Selanjutnya NICA membuka akses kantor-kantor pusat Bank Jepang di Jakarta dan
menugaskan DJB menjadi bank sirkulasi mengambil alih peran Nanpo Kaihatsu
Ginko. Tidak lama kemudian DJB berhasil membuka sembilan cabangnya di
wilayah-wilayah yang dikuasai oleh NICA. Pembukaan cabang-cabang DJB terus
berlanjut seiring dengan dua agresi militer yang dilancarkan Belanda kepada
Indonesia. Sementara itu di wilayah yang dikuasai oleh Republik Indonesia,
dibentuk Jajasan Poesat Bank Indonesia (Yayasan Bank Indonesia) yang kemudian
melebur dalam Bank Negara Indonesia sebagai bank sirkulasi berdasarkan
Peraturan Pemerintah Pengganti Undang-Undang No.2/1946. Namun demikian situasi
perang kemerdekaan dan terbatasnya pengakuan dunia sangat menghambat peran BNI
sebagai bank sirkulasi. Namun demikian pada 30 Oktober 1946, pemerintah dapat
menerbitkan Oeang Repoeblik Indonesia (ORI) sebagai uang pertama Republik
Indonesia. Periode ini ditutup dengan Konferensi Meja Bundar (KMB) 1949 yang
memutuskan DJB sebagai bank sirkulasi untuk Republik Indonesia Serikat (RIS)

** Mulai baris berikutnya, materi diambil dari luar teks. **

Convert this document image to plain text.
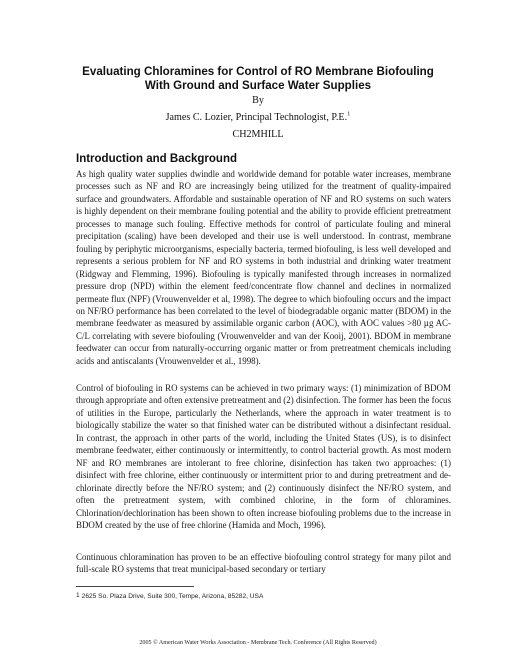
Evaluating Chloramines for Control of RO Membrane Biofouling With Ground and Surface Water Supplies

By

James C. Lozier, Principal Technologist, P.E.$^1$

CH2MHILL

Introduction and Background

As high quality water supplies dwindle and worldwide demand for potable water increases, membrane processes such as NF and RO are increasingly being utilized for the treatment of quality-impaired surface and groundwaters. Affordable and sustainable operation of NF and RO systems on such waters is highly dependent on their membrane fouling potential and the ability to provide efficient pretreatment processes to manage such fouling. Effective methods for control of particulate fouling and mineral precipitation (scaling) have been developed and their use is well understood. In contrast, membrane fouling by periphytic microorganisms, especially bacteria, termed biofouling, is less well developed and represents a serious problem for NF and RO systems in both industrial and drinking water treatment (Ridgway and Flemming, 1996). Biofouling is typically manifested through increases in normalized pressure drop (NPD) within the element feed/concentrate flow channel and declines in normalized permeate flux (NPF) (Vrouwenvelder et al, 1998). The degree to which biofouling occurs and the impact on NF/RO performance has been correlated to the level of biodegradable organic matter (BDOM) in the membrane feedwater as measured by assimilable organic carbon (AOC), with AOC values >80 µg AC-C/L correlating with severe biofouling (Vrouwenvelder and van der Kooij, 2001). BDOM in membrane feedwater can occur from naturally-occurring organic matter or from pretreatment chemicals including acids and antiscalants (Vrouwenvelder et al., 1998).

Control of biofouling in RO systems can be achieved in two primary ways: (1) minimization of BDOM through appropriate and often extensive pretreatment and (2) disinfection. The former has been the focus of utilities in the Europe, particularly the Netherlands, where the approach in water treatment is to biologically stabilize the water so that finished water can be distributed without a disinfectant residual. In contrast, the approach in other parts of the world, including the United States (US), is to disinfect membrane feedwater, either continuously or intermittently, to control bacterial growth. As most modern NF and RO membranes are intolerant to free chlorine, disinfection has taken two approaches: (1) disinfect with free chlorine, either continuously or intermittent prior to and during pretreatment and de-chlorinate directly before the NF/RO system; and (2) continuously disinfect the NF/RO system, and often the pretreatment system, with combined chlorine, in the form of chloramines. Chlorination/dechlorination has been shown to often increase biofouling problems due to the increase in BDOM created by the use of free chlorine (Hamida and Moch, 1996).

Continuous chloramination has proven to be an effective biofouling control strategy for many pilot and full-scale RO systems that treat municipal-based secondary or tertiary

$^1$ 2625 So. Plaza Drive, Suite 300, Tempe, Arizona, 85282, USA

2005 © American Water Works Association - Membrane Tech. Conference (All Rights Reserved)
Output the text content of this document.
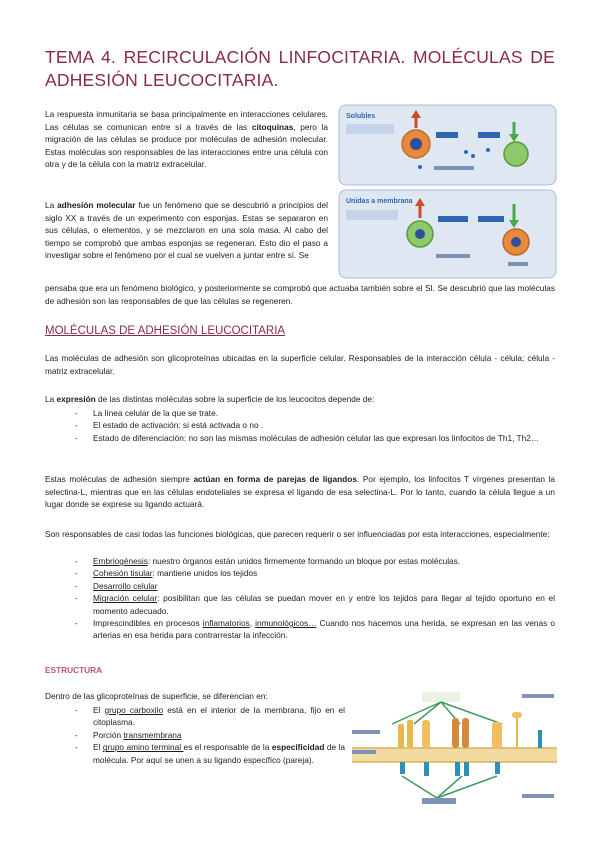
TEMA 4. RECIRCULACIÓN LINFOCITARIA. MOLÉCULAS DE ADHESIÓN LEUCOCITARIA.

La respuesta inmunitaria se basa principalmente en interacciones celulares. Las células se comunican entre sí a través de las citoquinas, pero la migración de las células se produce por moléculas de adhesión molecular. Estas moléculas son responsables de las interacciones entre una célula con otra y de la célula con la matriz extracelular.

La adhesión molecular fue un fenómeno que se descubrió a principios del siglo XX a través de un experimento con esponjas. Estas se separaron en sus células, o elementos, y se mezclaron en una sola masa. Al cabo del tiempo se comprobó que ambas esponjas se regeneran. Esto dio el paso a investigar sobre el fenómeno por el cual se vuelven a juntar entre sí. Se

pensaba que era un fenómeno biológico, y posteriormente se comprobó que actuaba también sobre el SI. Se descubrió que las moléculas de adhesión son las responsables de que las células se regeneren.

Solubles
Unidas a membrana
MOLÉCULAS DE ADHESIÓN LEUCOCITARIA

Las moléculas de adhesión son glicoproteínas ubicadas en la superficie celular. Responsables de la interacción célula - célula; célula - matriz extracelular.

La expresión de las distintas moléculas sobre la superficie de los leucocitos depende de:

- La línea celular de la que se trate.
- El estado de activación: si está activada o no .
- Estado de diferenciación: no son las mismas moléculas de adhesión celular las que expresan los linfocitos de Th1, Th2…

Estas moléculas de adhesión siempre actúan en forma de parejas de ligandos. Por ejemplo, los linfocitos T vírgenes presentan la selectina-L, mientras que en las células endoteliales se expresa el ligando de esa selectina-L. Por lo tanto, cuando la célula llegue a un lugar donde se exprese su ligando actuará.

Son responsables de casi todas las funciones biológicas, que parecen requerir o ser influenciadas por esta interacciones, especialmente:

- Embriogénesis: nuestro órganos están unidos firmemente formando un bloque por estas moléculas.
- Cohesión tisular: mantiene unidos los tejidos
- Desarrollo celular
- Migración celular: posibilitan que las células se puedan mover en y entre los tejidos para llegar al tejido oportuno en el momento adecuado.
- Imprescindibles en procesos inflamatorios, inmunológicos… Cuando nos hacemos una herida, se expresan en las venas o arterias en esa herida para contrarrestar la infección.
ESTRUCTURA

Dentro de las glicoproteínas de superficie, se diferencian en:

- El grupo carboxilo está en el interior de la membrana, fijo en el citoplasma.
- Porción transmembrana
- El grupo amino terminal es el responsable de la especificidad de la molécula. Por aquí se unen a su ligando específico (pareja).
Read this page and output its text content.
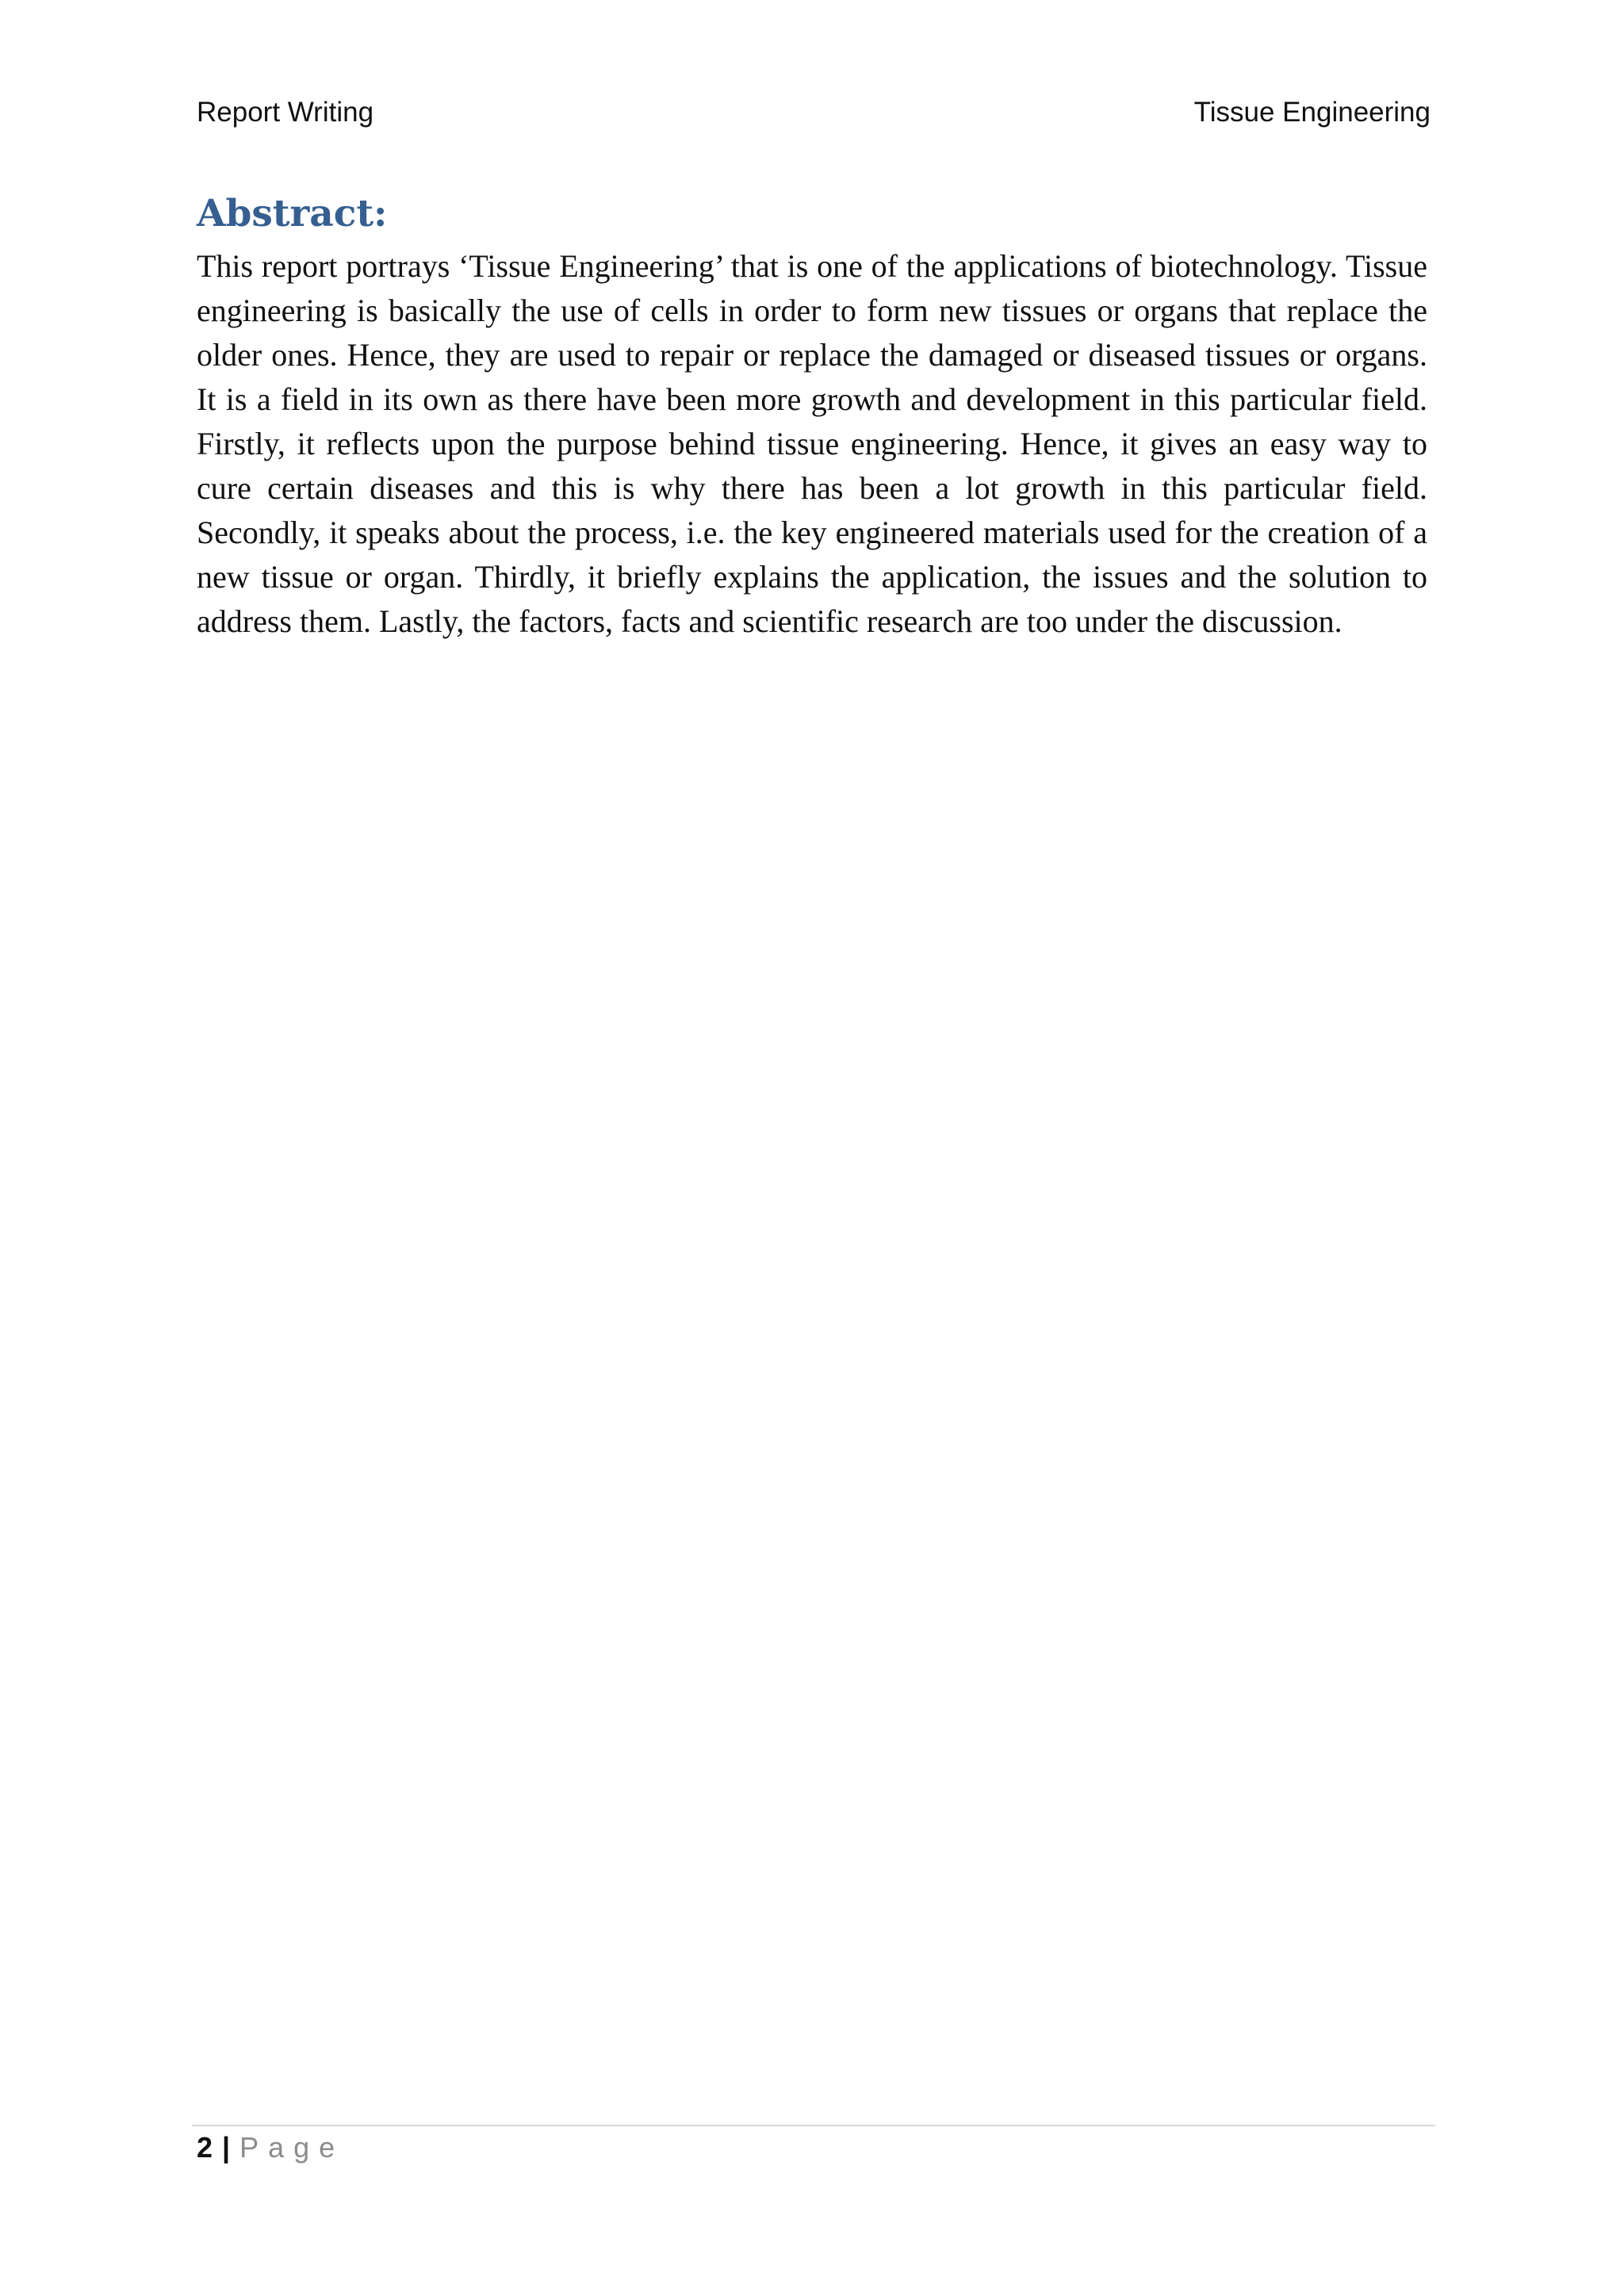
Report Writing	Tissue Engineering
Abstract:

This report portrays ‘Tissue Engineering’ that is one of the applications of biotechnology. Tissue engineering is basically the use of cells in order to form new tissues or organs that replace the older ones. Hence, they are used to repair or replace the damaged or diseased tissues or organs. It is a field in its own as there have been more growth and development in this particular field. Firstly, it reflects upon the purpose behind tissue engineering. Hence, it gives an easy way to cure certain diseases and this is why there has been a lot growth in this particular field. Secondly, it speaks about the process, i.e. the key engineered materials used for the creation of a new tissue or organ. Thirdly, it briefly explains the application, the issues and the solution to address them. Lastly, the factors, facts and scientific research are too under the discussion.

2 | Page
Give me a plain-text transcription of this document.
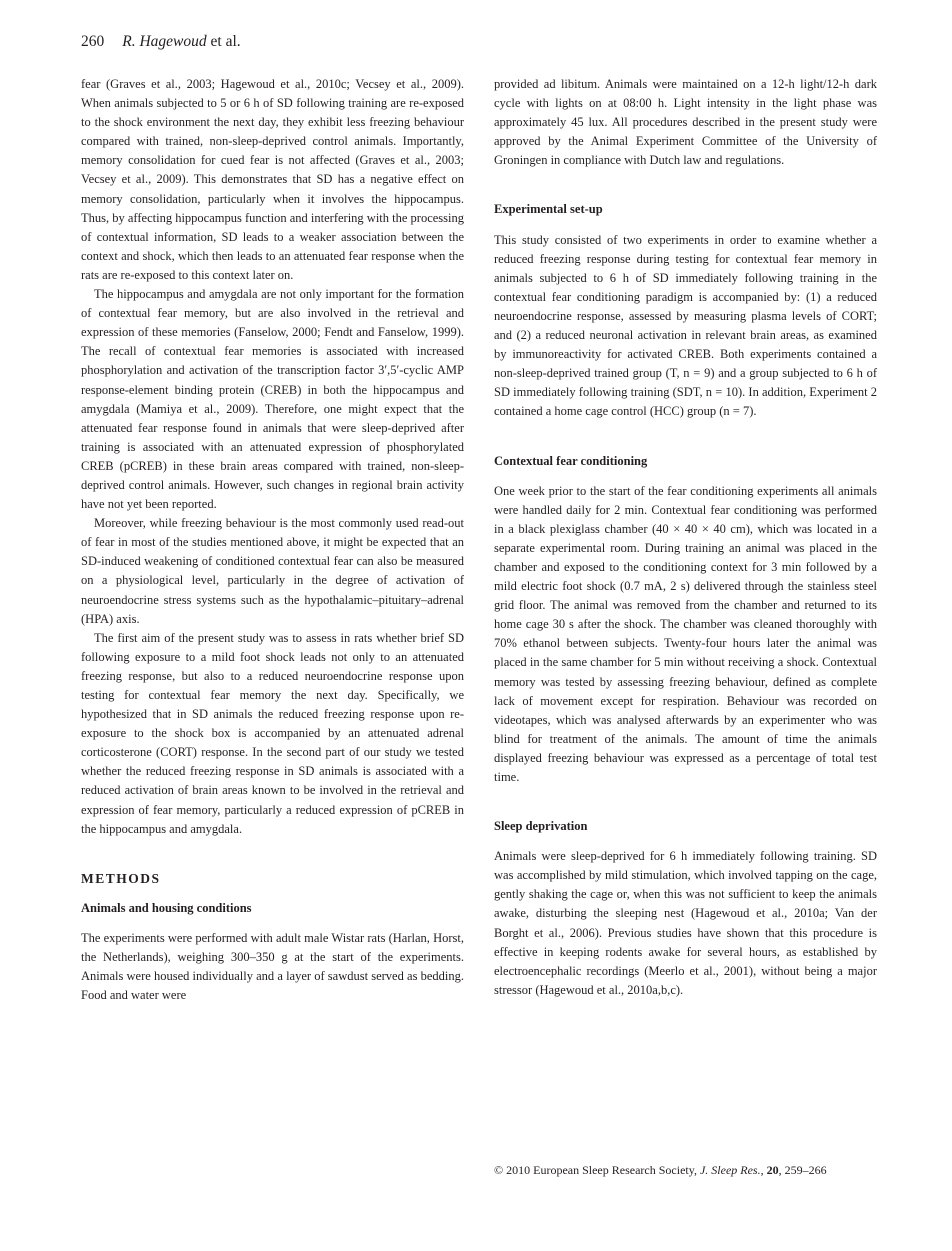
260 R. Hagewoud et al.

fear (Graves et al., 2003; Hagewoud et al., 2010c; Vecsey et al., 2009). When animals subjected to 5 or 6 h of SD following training are re-exposed to the shock environment the next day, they exhibit less freezing behaviour compared with trained, non-sleep-deprived control animals. Importantly, memory consolidation for cued fear is not affected (Graves et al., 2003; Vecsey et al., 2009). This demonstrates that SD has a negative effect on memory consolidation, particularly when it involves the hippocampus. Thus, by affecting hippocampus function and interfering with the processing of contextual information, SD leads to a weaker association between the context and shock, which then leads to an attenuated fear response when the rats are re-exposed to this context later on.

The hippocampus and amygdala are not only important for the formation of contextual fear memory, but are also involved in the retrieval and expression of these memories (Fanselow, 2000; Fendt and Fanselow, 1999). The recall of contextual fear memories is associated with increased phosphorylation and activation of the transcription factor 3′,5′-cyclic AMP response-element binding protein (CREB) in both the hippocampus and amygdala (Mamiya et al., 2009). Therefore, one might expect that the attenuated fear response found in animals that were sleep-deprived after training is associated with an attenuated expression of phosphorylated CREB (pCREB) in these brain areas compared with trained, non-sleep-deprived control animals. However, such changes in regional brain activity have not yet been reported.

Moreover, while freezing behaviour is the most commonly used read-out of fear in most of the studies mentioned above, it might be expected that an SD-induced weakening of conditioned contextual fear can also be measured on a physiological level, particularly in the degree of activation of neuroendocrine stress systems such as the hypothalamic–pituitary–adrenal (HPA) axis.

The first aim of the present study was to assess in rats whether brief SD following exposure to a mild foot shock leads not only to an attenuated freezing response, but also to a reduced neuroendocrine response upon testing for contextual fear memory the next day. Specifically, we hypothesized that in SD animals the reduced freezing response upon re-exposure to the shock box is accompanied by an attenuated adrenal corticosterone (CORT) response. In the second part of our study we tested whether the reduced freezing response in SD animals is associated with a reduced activation of brain areas known to be involved in the retrieval and expression of fear memory, particularly a reduced expression of pCREB in the hippocampus and amygdala.

METHODS

Animals and housing conditions

The experiments were performed with adult male Wistar rats (Harlan, Horst, the Netherlands), weighing 300–350 g at the start of the experiments. Animals were housed individually and a layer of sawdust served as bedding. Food and water were

provided ad libitum. Animals were maintained on a 12-h light/12-h dark cycle with lights on at 08:00 h. Light intensity in the light phase was approximately 45 lux. All procedures described in the present study were approved by the Animal Experiment Committee of the University of Groningen in compliance with Dutch law and regulations.

Experimental set-up

This study consisted of two experiments in order to examine whether a reduced freezing response during testing for contextual fear memory in animals subjected to 6 h of SD immediately following training in the contextual fear conditioning paradigm is accompanied by: (1) a reduced neuroendocrine response, assessed by measuring plasma levels of CORT; and (2) a reduced neuronal activation in relevant brain areas, as examined by immunoreactivity for activated CREB. Both experiments contained a non-sleep-deprived trained group (T, n = 9) and a group subjected to 6 h of SD immediately following training (SDT, n = 10). In addition, Experiment 2 contained a home cage control (HCC) group (n = 7).

Contextual fear conditioning

One week prior to the start of the fear conditioning experiments all animals were handled daily for 2 min. Contextual fear conditioning was performed in a black plexiglass chamber (40 × 40 × 40 cm), which was located in a separate experimental room. During training an animal was placed in the chamber and exposed to the conditioning context for 3 min followed by a mild electric foot shock (0.7 mA, 2 s) delivered through the stainless steel grid floor. The animal was removed from the chamber and returned to its home cage 30 s after the shock. The chamber was cleaned thoroughly with 70% ethanol between subjects. Twenty-four hours later the animal was placed in the same chamber for 5 min without receiving a shock. Contextual memory was tested by assessing freezing behaviour, defined as complete lack of movement except for respiration. Behaviour was recorded on videotapes, which was analysed afterwards by an experimenter who was blind for treatment of the animals. The amount of time the animals displayed freezing behaviour was expressed as a percentage of total test time.

Sleep deprivation

Animals were sleep-deprived for 6 h immediately following training. SD was accomplished by mild stimulation, which involved tapping on the cage, gently shaking the cage or, when this was not sufficient to keep the animals awake, disturbing the sleeping nest (Hagewoud et al., 2010a; Van der Borght et al., 2006). Previous studies have shown that this procedure is effective in keeping rodents awake for several hours, as established by electroencephalic recordings (Meerlo et al., 2001), without being a major stressor (Hagewoud et al., 2010a,b,c).

© 2010 European Sleep Research Society, J. Sleep Res., 20, 259–266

dan Bank Negara Indonesia sebagai bank pembangunan.
Pada Desember 1949, Belanda mengakui kedaulatan Republik Indonesia sebagai bagian
dari Republik Indonesia Serikat (RIS). Pada saat itu, sesuai dengan keputusan
Konferensi Meja Bundar (KMB), fungsi bank sentral tetap dipercayakan kepada De
Javasche Bank (DJB). Pemerintahan RIS tidak berlangsung lama, karena pada
tanggal 17 Agustus 1950, pemerintah RIS dibubarkan dan Indonesia kembali ke
bentuk Negara Kesatuan Republik Indonesia (NKRI). Pada saat itu, kedudukan DJB
tetap sebagai bank sirkulasi. Berakhirnya kesepakatan KMB ternyata telah
mengobarkan semangat kebangsaan yang terwujud melalui gerakan nasionalisasi
perekonomian Indonesia. Nasionalisasi pertama dilaksanakan terhadap DJB sebagai
bank sirkulasi yang mempunyai peranan penting dalam menggerakkan roda
perekonomian Indonesia. Sejak berlakunya Undang-undang Pokok Bank Indonesia pada
tanggal 1 Juli 1953, bangsa Indonesia telah memiliki sebuah lembaga bank
sentral dengan nama Bank Indonesia.
Sebelum berdirinya Bank Indonesia, kebijakan moneter, perbankan, dan sistem
pembayaran berada di tangan pemerintah. Dengan menanggung beban berat
perekonomian negara pasca perang, kebijakan moneter Indonesia ditekankan pada
peningkatan posisi cadangan devisa dan menahan laju inflasi. Sementara itu,
pada periode ini, pemerintah terus berusaha memperkuat sistem perbankan
Indonesia melalui pendirian bank-bank baru. Sebagai bank sirkulasi, DJB turut
berperan aktif dalam mengembangkan sistem perbankan nasional terutama dalam
penyediaan dana kegiatan perbankan. Banyaknya jenis mata uang yang beredar
memaksa pemerintah melakukan penyeragaman mata uang. Maka, meski hanya untuk
waktu yang singkat, pemerintah mengeluarkan uang kertas RIS yang menggantikan
Oeang Republik Indonesia dan berbagai jenis uang lainnya. Akhirnya, setelah
sekian lama berlaku sebagai acuan hukum pengedaran uang di Indonesia, Indische
Muntwet 1912 diganti dengan aturan baru yang dikenal dengan Undang-undang Mata
Uang 1951.
Sejarah Bank
Indonesia
Jauh sebelum kedatangan bangsa barat, nusantara telah menjadi pusat perdagangan
internasional. Sementara di daratan Eropa, merkantilisme telah berkembang
menjadi revolusi industri dan menyebabkan pesatnya kegiatan dagang Eropa. Pada
saat itulah muncul lembaga perbankan sederhana, seperti Bank van Leening di
negeri Belanda. Sistem perbankan ini kemudian dibawa oleh bangsa barat yang
mengekspansi nusantara pada waktu yang sama. VOC di Jawa pada 1746 mendirikan
De Bank van Leening yang kemudian menjadi De Bank Courant en Bank van Leening
pada 1752. Bank itu adalah bank pertama yang lahir di nusantara, cikal bakal
dari dunia perbankan pada masa selanjutnya. Pada 24 Januari 1828, pemerintah
Hindia Belanda mendirikan bank sirkulasi dengan nama De Javasche Bank (DJB).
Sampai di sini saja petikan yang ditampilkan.